ATLANTA, GA – The leading Wall Street analysts that cover transportation think the new hours of service (HOS) rules that go into effect next year will have a wide ranging impact on trucking and the shippers the industry serves.
“The change to HOS is one of the most distinctive events this industry has experienced since deregulation in 1980,” said Thom Albrecht, an analyst with BB&T Capital Markets. He spoke on a panel of analysts here at a special HOS productivity summit hosted by truckload carrier Schneider National and Georgia Tech’s Logistics Institute.
HOS is going to cause an abrupt change to the trucking industry, with many different tactics being explored to help minimize the impact of the new rules, he added. “Slip-seating may be used again. Multi-stop truckload operators may move to salaried drivers to improve productivity. Fleets may develop shared trailer pools and may have to acquire more trailers as well. We may also start to see more ‘night runs’ as well.”
Daniel Moore, an analyst with Stephens Inc., added that though HOS changes will affect each carrier differently, there would most likely be a productivity loss across the board. “There will definitely be inflationary cost pressures and rates will have to go up if productivity losses are between even 3% and 5%.”
However, John Barnes, an analyst with Deutsche Bank Securities, noted that “efficiencies needed to offset HOS changes already exist – they’ve been out there and I’m frustrated that it’s taken shippers and carriers this long to look at them.
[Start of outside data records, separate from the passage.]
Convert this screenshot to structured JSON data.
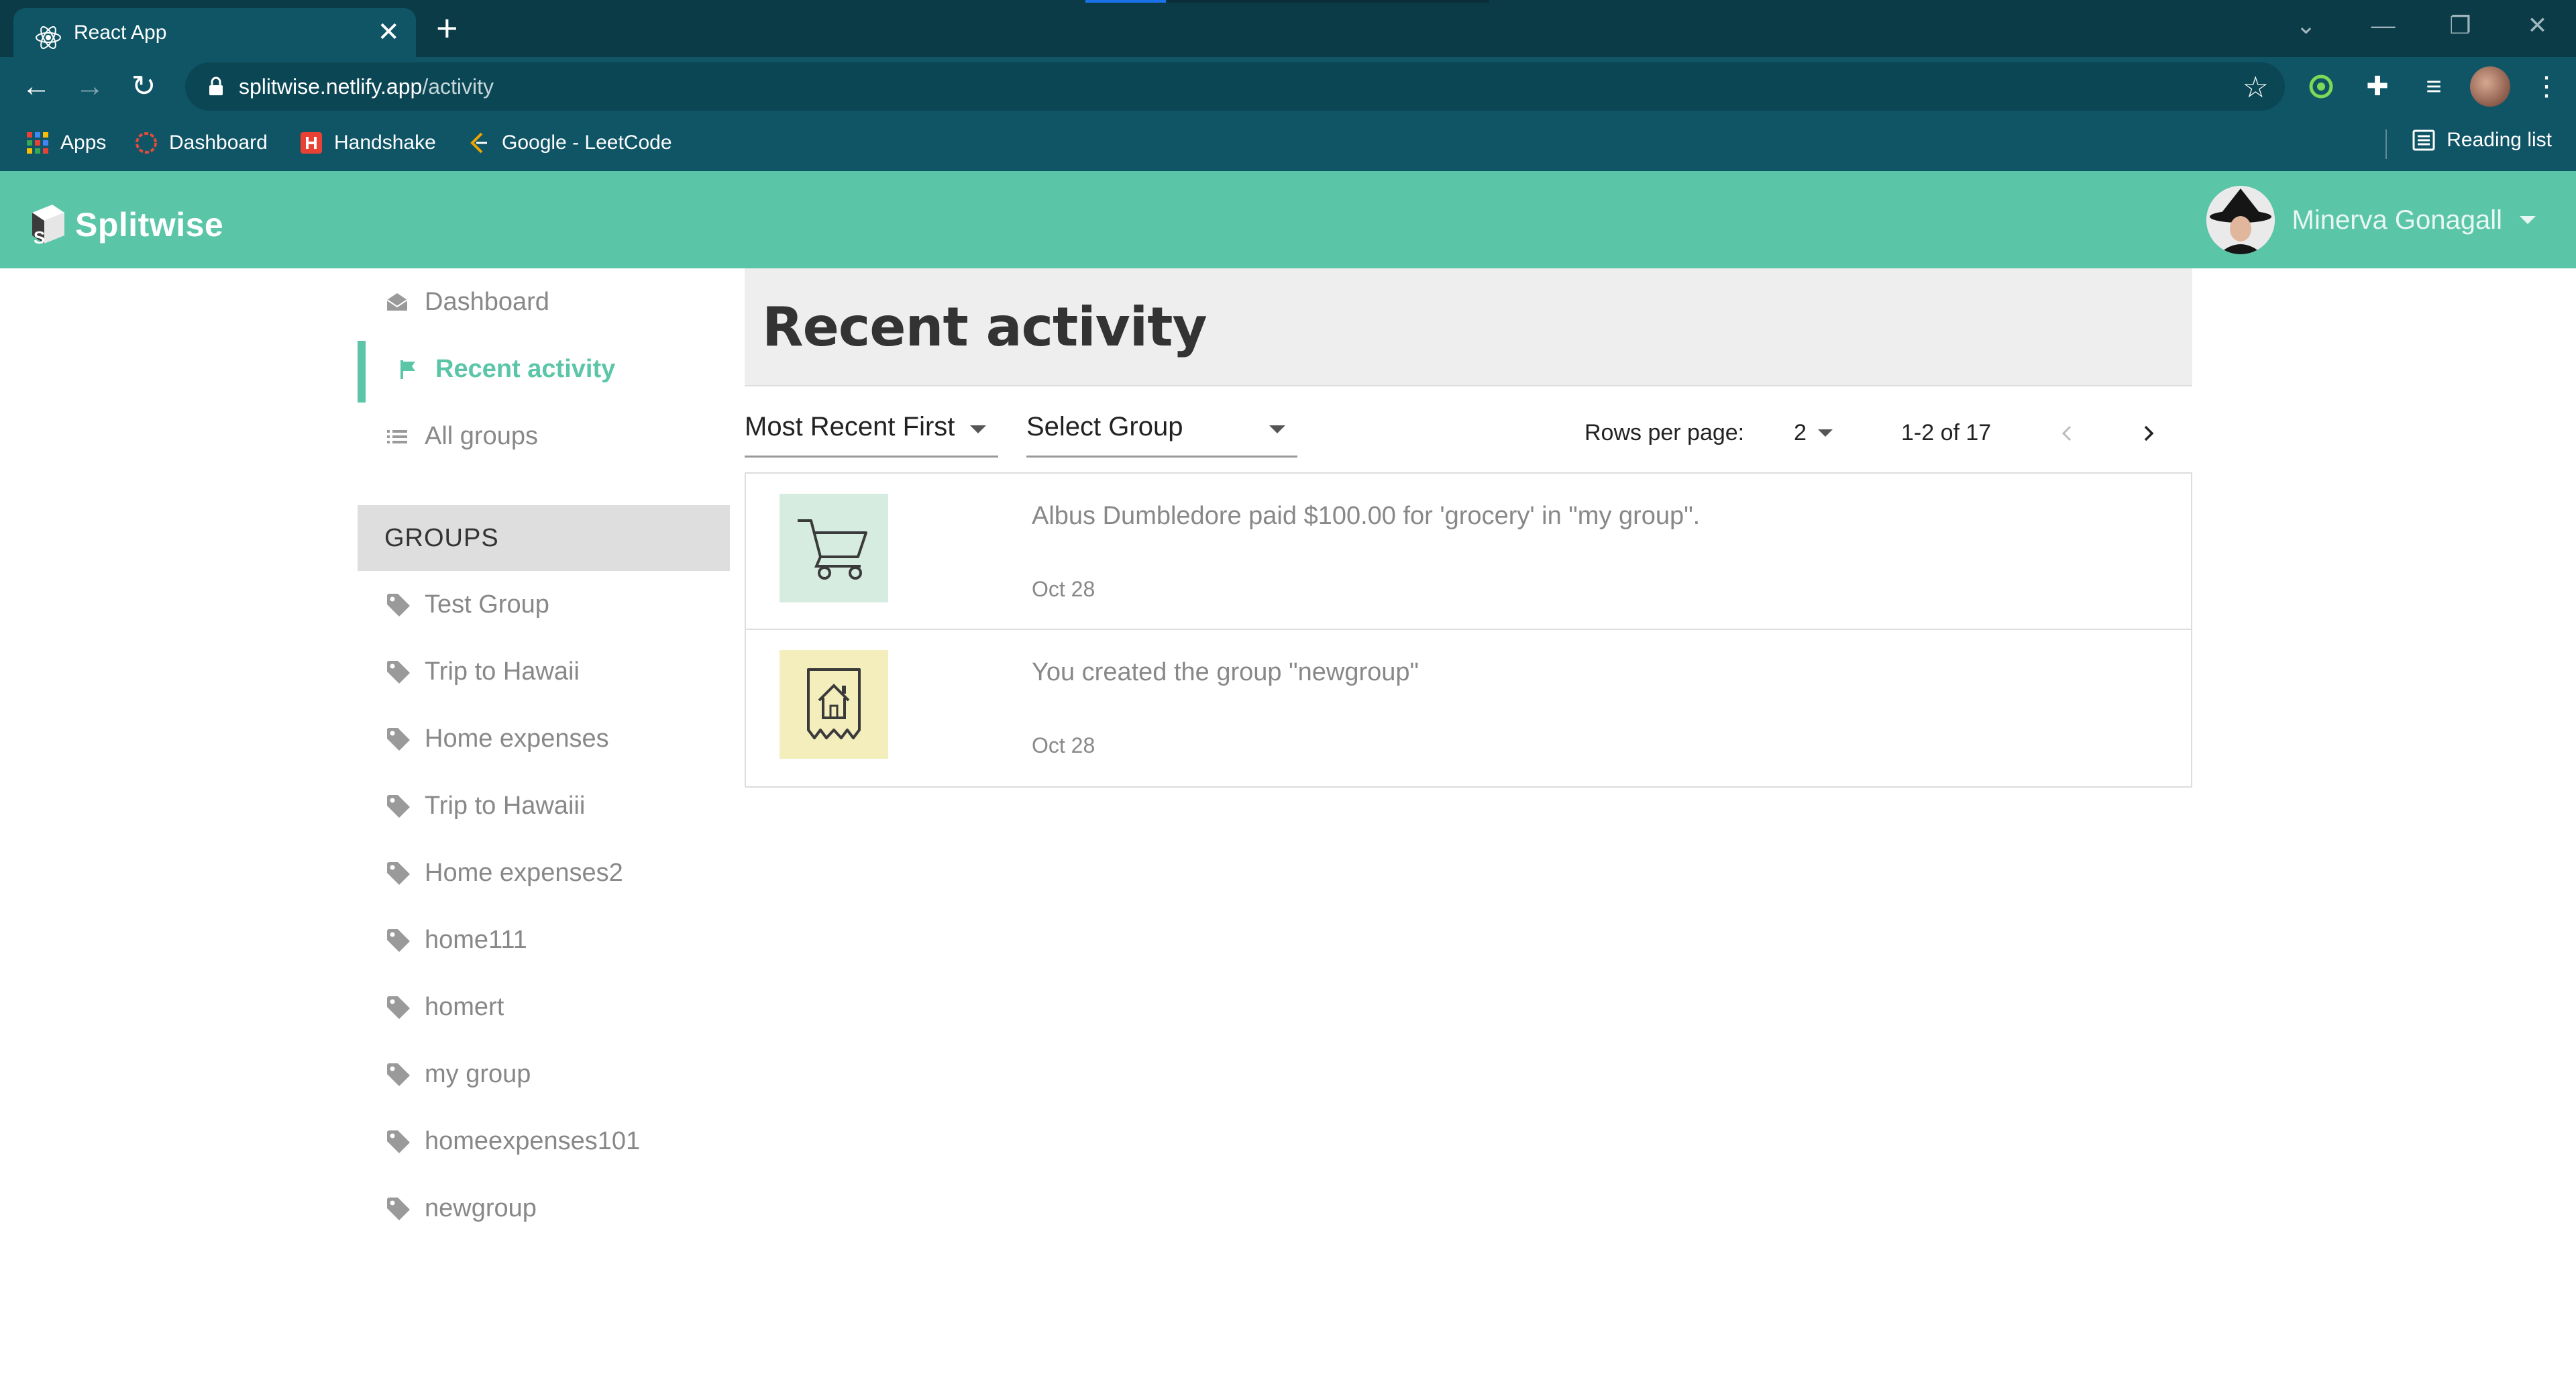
{
  "browser": {
    "tab_title": "React App",
    "tab_close": "✕",
    "new_tab": "+",
    "url_host": "splitwise.netlify.app",
    "url_path": "/activity",
    "bookmarks": [
      {
        "label": "Apps",
        "icon": "apps-grid-icon"
      },
      {
        "label": "Dashboard",
        "icon": "dashboard-favicon"
      },
      {
        "label": "Handshake",
        "icon": "handshake-favicon"
      },
      {
        "label": "Google - LeetCode",
        "icon": "leetcode-favicon"
      }
    ],
    "reading_list": "Reading list"
  },
  "app": {
    "brand": "Splitwise",
    "user_name": "Minerva Gonagall",
    "accent_color": "#5bc5a7"
  },
  "sidebar": {
    "nav": [
      {
        "label": "Dashboard",
        "icon": "envelope-icon"
      },
      {
        "label": "Recent activity",
        "icon": "flag-icon",
        "active": true
      },
      {
        "label": "All groups",
        "icon": "list-icon"
      }
    ],
    "groups_heading": "GROUPS",
    "groups": [
      "Test Group",
      "Trip to Hawaii",
      "Home expenses",
      "Trip to Hawaiii",
      "Home expenses2",
      "home111",
      "homert",
      "my group",
      "homeexpenses101",
      "newgroup"
    ]
  },
  "main": {
    "title": "Recent activity",
    "sort_select": "Most Recent First",
    "group_select": "Select Group",
    "rows_per_page_label": "Rows per page:",
    "rows_per_page_value": "2",
    "range": "1-2 of 17",
    "activities": [
      {
        "message": "Albus Dumbledore paid $100.00 for 'grocery' in \"my group\".",
        "date": "Oct 28",
        "icon": "cart-icon",
        "icon_bg": "#d6ece0"
      },
      {
        "message": "You created the group \"newgroup\"",
        "date": "Oct 28",
        "icon": "house-receipt-icon",
        "icon_bg": "#f3eebc"
      }
    ]
  }
}
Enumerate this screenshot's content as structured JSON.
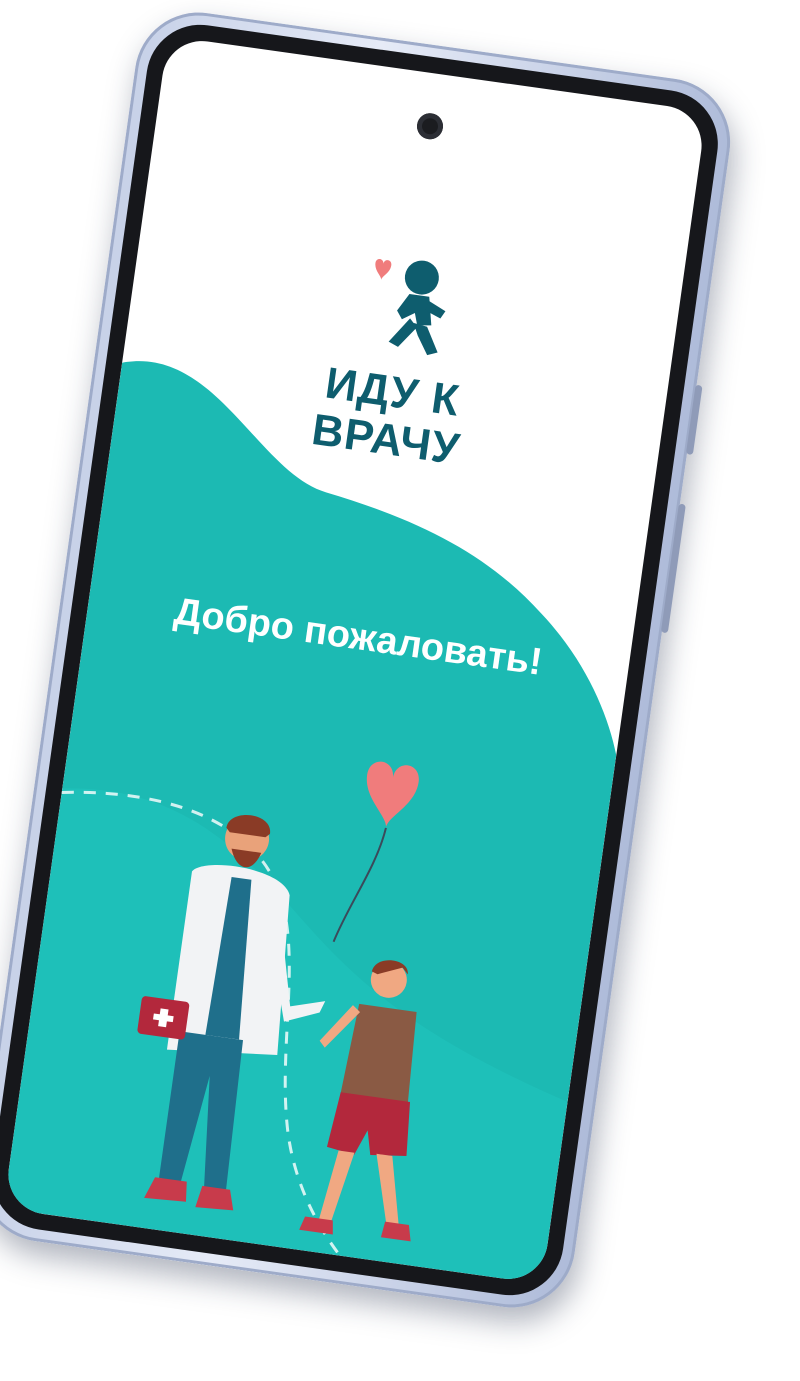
{
  "app": {
    "logo_line1": "ИДУ К",
    "logo_line2": "ВРАЧУ",
    "welcome_text": "Добро пожаловать!"
  },
  "icons": {
    "logo": "running-child-heart-icon",
    "illustration": "doctor-and-child-illustration",
    "camera": "front-camera-icon"
  },
  "colors": {
    "teal_primary": "#1cbab3",
    "teal_dark": "#0e5d6e",
    "heart": "#f07c7c",
    "background": "#ffffff"
  }
}
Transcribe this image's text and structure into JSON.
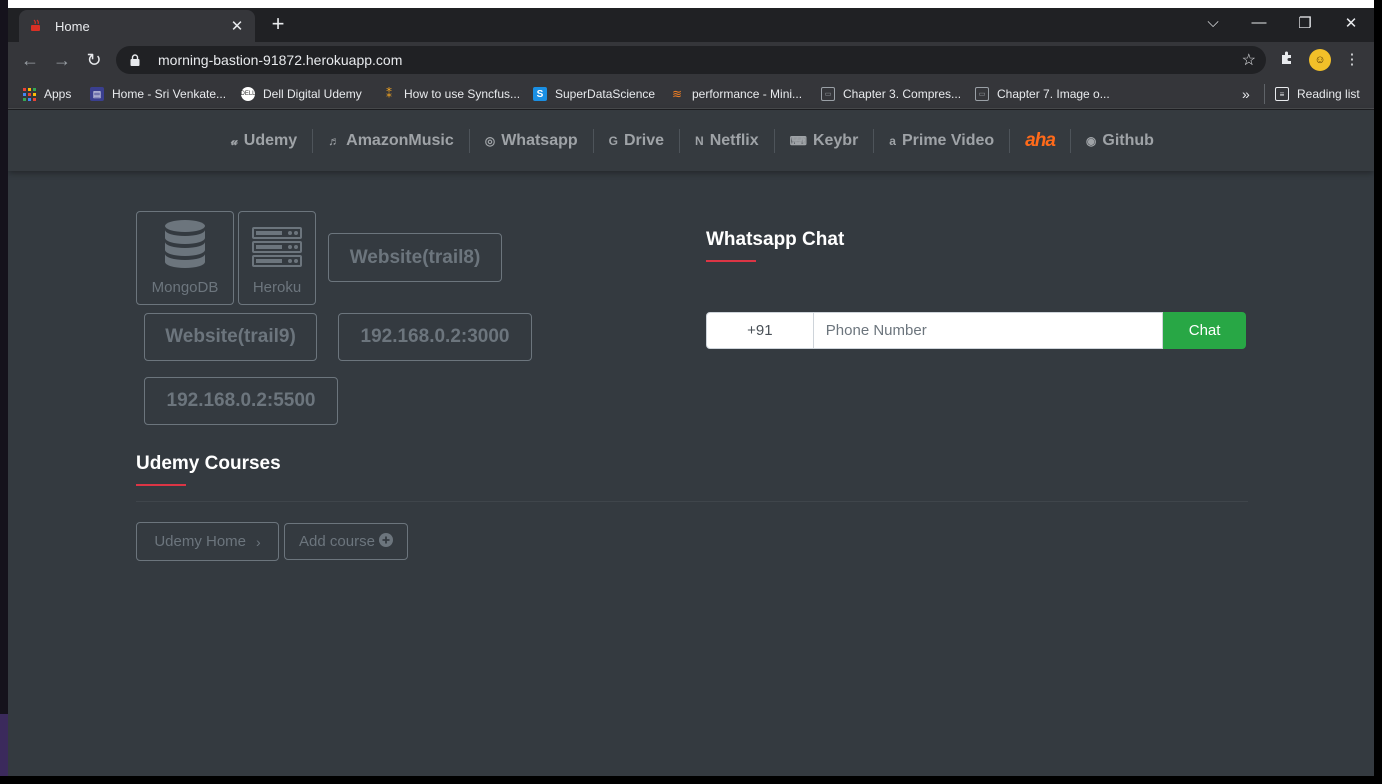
{
  "browser": {
    "tab_title": "Home",
    "url": "morning-bastion-91872.herokuapp.com",
    "bookmarks": [
      {
        "label": "Apps",
        "icon": "apps-grid-icon"
      },
      {
        "label": "Home - Sri Venkate...",
        "icon": "bookmark-favicon-icon"
      },
      {
        "label": "Dell Digital Udemy",
        "icon": "dell-icon"
      },
      {
        "label": "How to use Syncfus...",
        "icon": "syncfusion-icon"
      },
      {
        "label": "SuperDataScience",
        "icon": "superdatascience-icon"
      },
      {
        "label": "performance - Mini...",
        "icon": "stackoverflow-icon"
      },
      {
        "label": "Chapter 3. Compres...",
        "icon": "page-icon"
      },
      {
        "label": "Chapter 7. Image o...",
        "icon": "page-icon"
      }
    ],
    "reading_list": "Reading list",
    "overflow": "»"
  },
  "nav": {
    "links": [
      {
        "label": "Udemy",
        "icon": "udemy-icon"
      },
      {
        "label": "AmazonMusic",
        "icon": "music-icon"
      },
      {
        "label": "Whatsapp",
        "icon": "whatsapp-icon"
      },
      {
        "label": "Drive",
        "icon": "google-icon"
      },
      {
        "label": "Netflix",
        "icon": "netflix-icon"
      },
      {
        "label": "Keybr",
        "icon": "keyboard-icon"
      },
      {
        "label": "Prime Video",
        "icon": "amazon-icon"
      },
      {
        "label": "aha",
        "icon": "aha-logo"
      },
      {
        "label": "Github",
        "icon": "github-icon"
      }
    ]
  },
  "tiles": {
    "mongodb": "MongoDB",
    "heroku": "Heroku"
  },
  "buttons": {
    "trail8": "Website(trail8)",
    "trail9": "Website(trail9)",
    "ip3000": "192.168.0.2:3000",
    "ip5500": "192.168.0.2:5500"
  },
  "udemy": {
    "title": "Udemy Courses",
    "home": "Udemy Home",
    "add": "Add course"
  },
  "chat": {
    "title": "Whatsapp Chat",
    "country_code": "+91",
    "phone_placeholder": "Phone Number",
    "button": "Chat"
  },
  "colors": {
    "accent_red": "#dc3545",
    "chat_green": "#28a745",
    "page_bg": "#343a40",
    "aha_orange": "#ff6a1a"
  }
}
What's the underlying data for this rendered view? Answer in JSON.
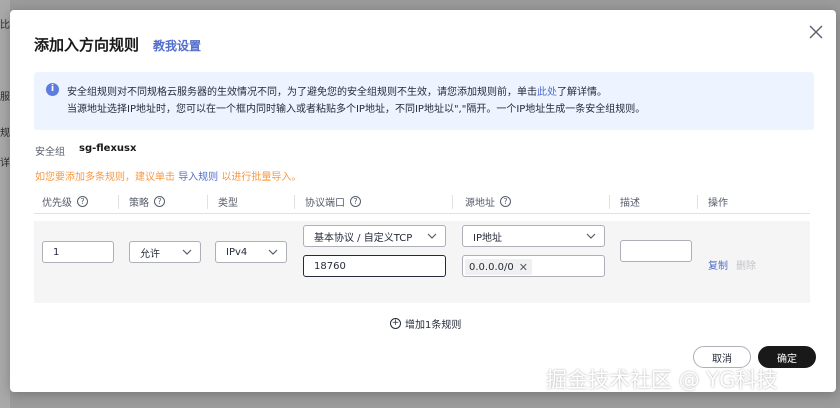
{
  "background": {
    "fragments": [
      "比",
      "服务",
      "规",
      "详"
    ]
  },
  "dialog": {
    "title": "添加入方向规则",
    "teach_link": "教我设置",
    "info": {
      "line1_pre": "安全组规则对不同规格云服务器的生效情况不同，为了避免您的安全组规则不生效，请您添加规则前，单击",
      "line1_link": "此处",
      "line1_post": "了解详情。",
      "line2": "当源地址选择IP地址时，您可以在一个框内同时输入或者粘贴多个IP地址，不同IP地址以\",\"隔开。一个IP地址生成一条安全组规则。"
    },
    "security_group_label": "安全组",
    "security_group_value": "sg-flexusx",
    "tip_pre": "如您要添加多条规则，建议单击",
    "tip_link": "导入规则",
    "tip_post": "以进行批量导入。",
    "columns": [
      "优先级",
      "策略",
      "类型",
      "协议端口",
      "源地址",
      "描述",
      "操作"
    ],
    "row": {
      "priority": "1",
      "policy": "允许",
      "type": "IPv4",
      "protocol": "基本协议 / 自定义TCP",
      "port": "18760",
      "source_type": "IP地址",
      "source_ip": "0.0.0.0/0",
      "description": "",
      "action_copy": "复制",
      "action_delete": "删除"
    },
    "add_rule": "增加1条规则",
    "cancel": "取消",
    "confirm": "确定"
  },
  "watermark": "掘金技术社区 @ YG科技",
  "colors": {
    "link": "#526ecc",
    "warning": "#fa9841",
    "info_bg": "#edf3ff",
    "primary_button": "#191919"
  }
}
But both shippers and carriers have to be more proactive and work together more to get the efficiencies to deal with HOS.”
Efficiency is the name of the game, added Gary Yablon, an analyst Credit Suisse First Boston, and he thinks improvements in this area are more than a possibility.
“Look at United Parcel Service: it’s one of the most efficient companies on the planet, yet every year they take it up a notch,” he said. “It’s amazing what you can do when pushed to the limit.”